Pim weet het ditmaal zeker: zijn nieuwe vriendin is de ideale vrouw. Het probleem is dat hij dat bij zijn eerdere huwelijken en relaties ook steeds dacht. Zijn gevóel zegt hem ditmaal: ‘Maar nu is het écht!’ Maar het is maar de vraag of zijn gevoel voor hem in het verleden een goede raadgever was op het gebied van relaties. Bestaat er wel zoiets als een ideale vrouw? Ziet zijn vriendin zichzelf als de ideale vrouw voor hem? Is ze wel gelukkig met zijn torenhoge verwachting van de relatie? Hoe is dat te meten? Wat is ideaal, perfect eigenlijk?

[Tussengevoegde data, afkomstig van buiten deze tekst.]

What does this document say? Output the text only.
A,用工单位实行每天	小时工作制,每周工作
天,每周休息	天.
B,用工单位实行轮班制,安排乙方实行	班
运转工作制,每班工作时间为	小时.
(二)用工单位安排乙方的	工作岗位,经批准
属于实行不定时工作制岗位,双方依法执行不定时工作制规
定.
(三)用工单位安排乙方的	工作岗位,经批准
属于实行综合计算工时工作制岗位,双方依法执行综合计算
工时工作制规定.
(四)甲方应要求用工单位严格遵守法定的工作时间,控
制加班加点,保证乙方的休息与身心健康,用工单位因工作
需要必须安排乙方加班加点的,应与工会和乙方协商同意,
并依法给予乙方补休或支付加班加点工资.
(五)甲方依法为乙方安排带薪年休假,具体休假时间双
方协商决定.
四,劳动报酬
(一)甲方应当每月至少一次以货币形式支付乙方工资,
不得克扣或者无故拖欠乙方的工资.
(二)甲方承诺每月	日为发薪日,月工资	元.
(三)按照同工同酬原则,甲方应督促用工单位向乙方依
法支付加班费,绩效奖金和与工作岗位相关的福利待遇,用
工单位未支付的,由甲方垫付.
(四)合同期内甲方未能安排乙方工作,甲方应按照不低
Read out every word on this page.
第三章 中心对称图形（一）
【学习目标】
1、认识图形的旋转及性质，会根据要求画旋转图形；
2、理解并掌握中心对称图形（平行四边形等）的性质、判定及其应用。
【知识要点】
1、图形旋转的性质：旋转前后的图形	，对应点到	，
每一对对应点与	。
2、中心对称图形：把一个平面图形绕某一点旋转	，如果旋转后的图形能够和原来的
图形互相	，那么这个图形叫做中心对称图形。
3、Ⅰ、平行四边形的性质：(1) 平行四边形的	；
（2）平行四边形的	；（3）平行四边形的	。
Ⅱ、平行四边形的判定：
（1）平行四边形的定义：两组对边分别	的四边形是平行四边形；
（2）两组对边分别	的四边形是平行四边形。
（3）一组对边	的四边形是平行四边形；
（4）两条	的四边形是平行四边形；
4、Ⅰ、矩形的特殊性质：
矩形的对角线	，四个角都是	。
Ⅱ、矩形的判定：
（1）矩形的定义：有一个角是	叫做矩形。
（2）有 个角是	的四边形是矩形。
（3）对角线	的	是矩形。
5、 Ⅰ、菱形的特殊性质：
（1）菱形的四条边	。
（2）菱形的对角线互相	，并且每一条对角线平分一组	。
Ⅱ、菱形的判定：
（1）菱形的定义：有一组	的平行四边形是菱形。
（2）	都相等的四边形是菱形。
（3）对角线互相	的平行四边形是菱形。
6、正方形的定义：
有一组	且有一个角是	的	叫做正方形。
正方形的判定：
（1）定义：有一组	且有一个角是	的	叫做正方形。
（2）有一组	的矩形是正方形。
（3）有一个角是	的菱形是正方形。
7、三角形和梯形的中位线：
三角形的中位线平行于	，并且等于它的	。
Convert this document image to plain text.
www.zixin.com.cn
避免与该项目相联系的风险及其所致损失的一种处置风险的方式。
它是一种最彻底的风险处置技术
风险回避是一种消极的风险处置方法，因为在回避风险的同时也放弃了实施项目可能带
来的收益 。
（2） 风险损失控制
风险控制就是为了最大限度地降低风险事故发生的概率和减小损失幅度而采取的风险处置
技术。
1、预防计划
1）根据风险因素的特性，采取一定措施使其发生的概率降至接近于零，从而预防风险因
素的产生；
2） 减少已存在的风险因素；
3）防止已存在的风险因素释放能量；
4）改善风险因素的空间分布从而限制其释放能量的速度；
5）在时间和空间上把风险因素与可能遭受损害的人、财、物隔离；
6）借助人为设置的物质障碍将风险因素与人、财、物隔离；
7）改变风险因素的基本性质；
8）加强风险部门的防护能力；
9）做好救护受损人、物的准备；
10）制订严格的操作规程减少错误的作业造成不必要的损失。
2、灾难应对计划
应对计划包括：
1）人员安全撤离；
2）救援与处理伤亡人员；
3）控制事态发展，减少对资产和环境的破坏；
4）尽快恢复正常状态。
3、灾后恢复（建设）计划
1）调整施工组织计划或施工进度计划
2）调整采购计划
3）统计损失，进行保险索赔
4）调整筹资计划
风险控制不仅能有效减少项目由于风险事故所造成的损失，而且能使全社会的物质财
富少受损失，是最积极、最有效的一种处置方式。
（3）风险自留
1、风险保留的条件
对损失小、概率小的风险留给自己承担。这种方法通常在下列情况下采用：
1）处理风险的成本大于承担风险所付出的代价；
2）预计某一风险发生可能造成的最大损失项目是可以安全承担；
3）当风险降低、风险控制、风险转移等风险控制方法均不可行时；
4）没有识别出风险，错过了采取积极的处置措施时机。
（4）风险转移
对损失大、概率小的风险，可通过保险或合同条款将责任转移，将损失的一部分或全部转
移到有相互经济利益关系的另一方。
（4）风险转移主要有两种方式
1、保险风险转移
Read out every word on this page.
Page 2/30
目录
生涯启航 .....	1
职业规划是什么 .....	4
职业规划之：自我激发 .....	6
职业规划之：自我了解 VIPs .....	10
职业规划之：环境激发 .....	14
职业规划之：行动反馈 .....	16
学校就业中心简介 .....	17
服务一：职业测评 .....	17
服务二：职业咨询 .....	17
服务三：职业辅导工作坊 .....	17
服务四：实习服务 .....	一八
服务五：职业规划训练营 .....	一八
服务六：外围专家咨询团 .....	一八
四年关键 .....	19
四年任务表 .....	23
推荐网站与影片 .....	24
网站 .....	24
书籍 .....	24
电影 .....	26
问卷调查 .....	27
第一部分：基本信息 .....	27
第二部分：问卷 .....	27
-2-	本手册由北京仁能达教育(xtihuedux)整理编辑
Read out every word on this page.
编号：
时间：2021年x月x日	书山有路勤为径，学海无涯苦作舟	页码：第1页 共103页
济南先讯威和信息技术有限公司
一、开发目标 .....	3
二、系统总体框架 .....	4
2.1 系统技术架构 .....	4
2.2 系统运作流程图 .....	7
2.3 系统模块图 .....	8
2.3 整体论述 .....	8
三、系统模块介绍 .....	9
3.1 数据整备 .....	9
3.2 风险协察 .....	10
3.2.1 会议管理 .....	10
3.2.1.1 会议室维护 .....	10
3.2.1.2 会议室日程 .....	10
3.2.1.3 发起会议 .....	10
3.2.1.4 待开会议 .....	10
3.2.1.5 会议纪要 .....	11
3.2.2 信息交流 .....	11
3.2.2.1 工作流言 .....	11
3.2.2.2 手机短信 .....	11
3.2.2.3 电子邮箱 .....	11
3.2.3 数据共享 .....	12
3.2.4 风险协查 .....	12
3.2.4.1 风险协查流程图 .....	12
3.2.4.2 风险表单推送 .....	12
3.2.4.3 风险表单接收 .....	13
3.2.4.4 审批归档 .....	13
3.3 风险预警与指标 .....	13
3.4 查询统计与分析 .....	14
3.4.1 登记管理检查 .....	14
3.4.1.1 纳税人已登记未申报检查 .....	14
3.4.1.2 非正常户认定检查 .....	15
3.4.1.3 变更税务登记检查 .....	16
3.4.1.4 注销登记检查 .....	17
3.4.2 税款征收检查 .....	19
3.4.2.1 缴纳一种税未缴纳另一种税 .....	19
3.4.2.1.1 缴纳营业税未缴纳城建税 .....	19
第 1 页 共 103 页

Niemand, ook wij niet, willen Pim zijn verliefdheid laten wegduwen, wegrelativeren of ontkennen. Maar realistisch kijken naar het verband tussen zijn verwachtingen en de realiteit is wel iets dat Pim zou moeten doen. De ideale relatie bestaat niet, net zomin als honderd procent perfectie bestaat. De feiten tonen aan dat Pim in het verleden wel erg optimistisch was in het denken dat hij de perfecte vrouw had gevonden, en dat had waarschijnlijk iets te maken met zijn hoge verwachtingen. Wel zijn er waarschijnlijk vrouwen met wie Pim gelukkig kan worden, maar hij moet beseffen dat geen enkel mens alleen maar goede eigenschappen bezit. Er is een goede kans dat hij een vrouw treft die hem vaak begrijpt, maar de kans dat iemand Pim altijd volledig begrijpt is nihil. Mogelijk is zijn nieuwe vriendin degene met wie hij gelukkig wordt, maar misschien ook niet. Er is niets op tegen om te genieten, als hij maar niet te hard van stapel loopt. Gezien zijn eerdere ervaringen kan hij beter de trouwerij nog even uitstellen, totdat de dagelijkse realiteit zich wat meer gaat aftekenen door de roze wolken van de verliefdheid.